Daddy lifting Kennady up...
so she can "fwy" like a butterfly at her 2nd birthday party in 2006.
It's my heart to see that Bryan loves on our three daughters in a way that will enrich their little hearts and make them feel safe and cherished... that they know he thinks they're perfect in every way. Every girl wants her Daddy wrapped around her finger, right? :) Our sweet girl Kennady wants to be Daddy's princess... and she'll always need his encouragement and him speaking into her life, sculpting her character, lifting her up, pointing her to The [perfect] Father.
"For most mothers, the primary struggle of parenthood is stepping back far enough to allow the child room to grow and develop. The challenge for most fathers, on the other hand, is coming in close enough so that they can build a strong and lasting bond."
So, what do you think about the above quote? Do you think it's accurate? How has the relationship with your Dad defined you and your life choices? If you're a Mama, do you have a hard time giving your children room to define themselves? Do you think you encourage your husband to step in and step up, and do you give him the space to do so?
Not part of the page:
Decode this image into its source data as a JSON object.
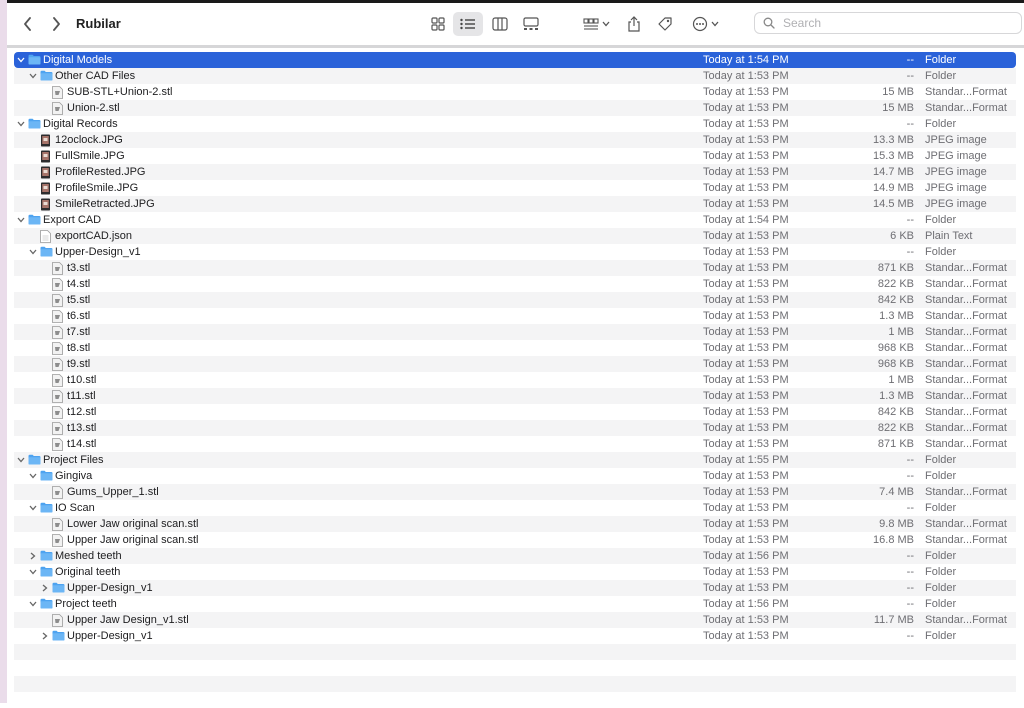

That our sons may be as plants grown up in their youth;
That our daughters may be as pillars,
Sculptured in palace style;
Psalm 144:12
2 comments:
Wow! That's a great quote. It's funny cause as a mom of sons and a wife of a husband who I often get worried won't be the godly example I so want my boys to have, I find myself very concerned about the impact a father has on his sons and the seeming impossible hope that as a mom I'll have much of an influence on my sons.
I have a neighbor who has two daughters and often shares her worries and concerns about how her husbands influence is effecting her girls. After with talking with her I often think that if I had daughters I'd probably been even more worried!
But the Lord always reminds me that He is the God of the impossible, and it's His pleasure to work through my weakness as a mom and wife (and I very knowingly agree I AM the weaker vessel...I KNOW I am!). In the same way, though the impact of fathers is tremendous on both daughters and sons our hope is not that our fathers will do well or even that husbands will (though we pray and strive for that) but that God will do His amazing grace work through the weakness and lack in our fathers and our husbands.
I know much of my own "hang ups" come from the poor influence I had from both my parents...neither one of them realizing that they themselves were created in the image of God and had great purpose and pleasure in Him, so therefore they didn't pass that knowledge on to me through their actions. But through all the odds being against me, even in running off with the first boy who gave me the time of day (my husband) God has saved and delivered me!
Our hope is in Him! And I pray Psalm 144 ALL THE TIME for my boys!
I find it very interesting that God commands the mothers to "love thier children"--Titus 2 and fathers to "train" thier children--Ephesians 6:4. In the Hebrew culture, fathers began teaching thier children the Word at a very young age. It was the ministry of the mother to love and nurture them. Of course, the men would teach a trade to the boys and the mother to teach the girls to be godly wives/homemakers. But, the majority of spiritual training was done by the father. Today, fathers are to busy to train thier children. God's ways are always the best. And they produce peaceable fruit.
I grew up with a dad that was always gone. My mom tried to raise my brothers and I nearly alone. And I attempted to fill in where my dad lacked. I can now see in my marriage where I have allowed the enemy to bring fear from the past. I am often scared that Zane will not be around enough for the kids needs. Now, this is not the case, but the fear is still there.